Pete Postlethwaite, acting and global warming activism

Good observation from Tim Blair about how the recent work of late, great British actor Pete Postlethwaite encapsulated "the clash between traditional and modern leftist values".

Blair points out that in Brassed Off his character championed a planet-plundering, carbon-spewing industry (coal mining), but one of his last films, The Age of Stupid, was about as passionately opposed to coal mining as you can get.

Did this bother Postlethwaite? I doubt it. Just as this contradiction says much about the changing political obsessions of the left, it also reveals enduring psychological characteristics of performing artists.

Sure, a lot of them are nervous Nellies in an insecure and competitive industry, so dogmatic climate change catastrophists find them easy to boss around.

But that's not the only reason for their often crazy commitment to the quasi-religious green movement. Firstly, it has something to do with actors being so psychologically immature. Here are some thoughts on that, prompted by the death of that other great British thespian, Corin Redgrave.

Another reason: emotion. Those who love acting have a surfeit of it.

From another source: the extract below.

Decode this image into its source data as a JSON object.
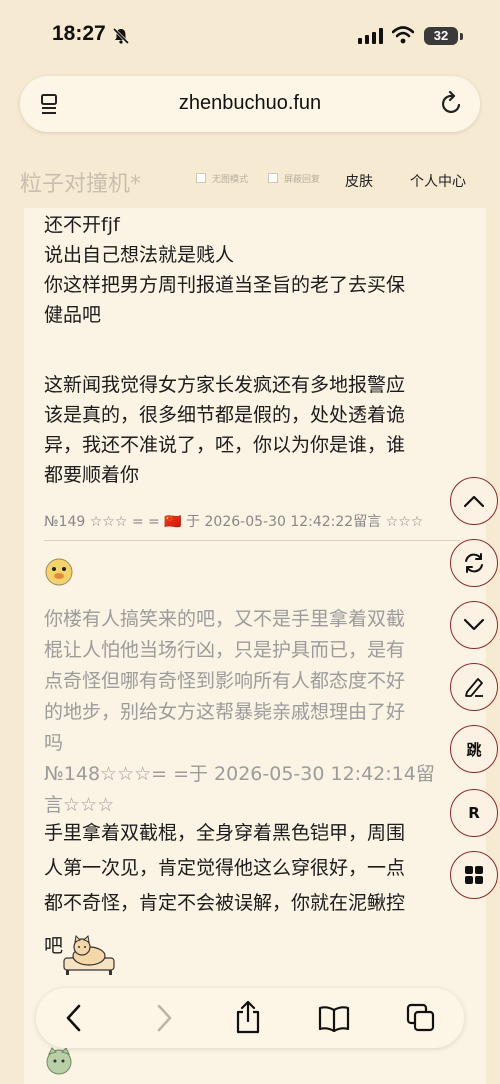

But unlike dramatists and screenwriters they don't really have much to say. They need scripts to direct all that passion. Deep green environmentalism fulfills that need - not only in the sense that there are now so many movies and plays with this ideological subtext; it also gives performers like Postlethwaite a clear narrative and role to play (as hero, of course) in their private lives and on the political stage. This means they can be working (emoting), even when they're not! That's a very attractive thing, particularly when you consider how much unemployment they suffer.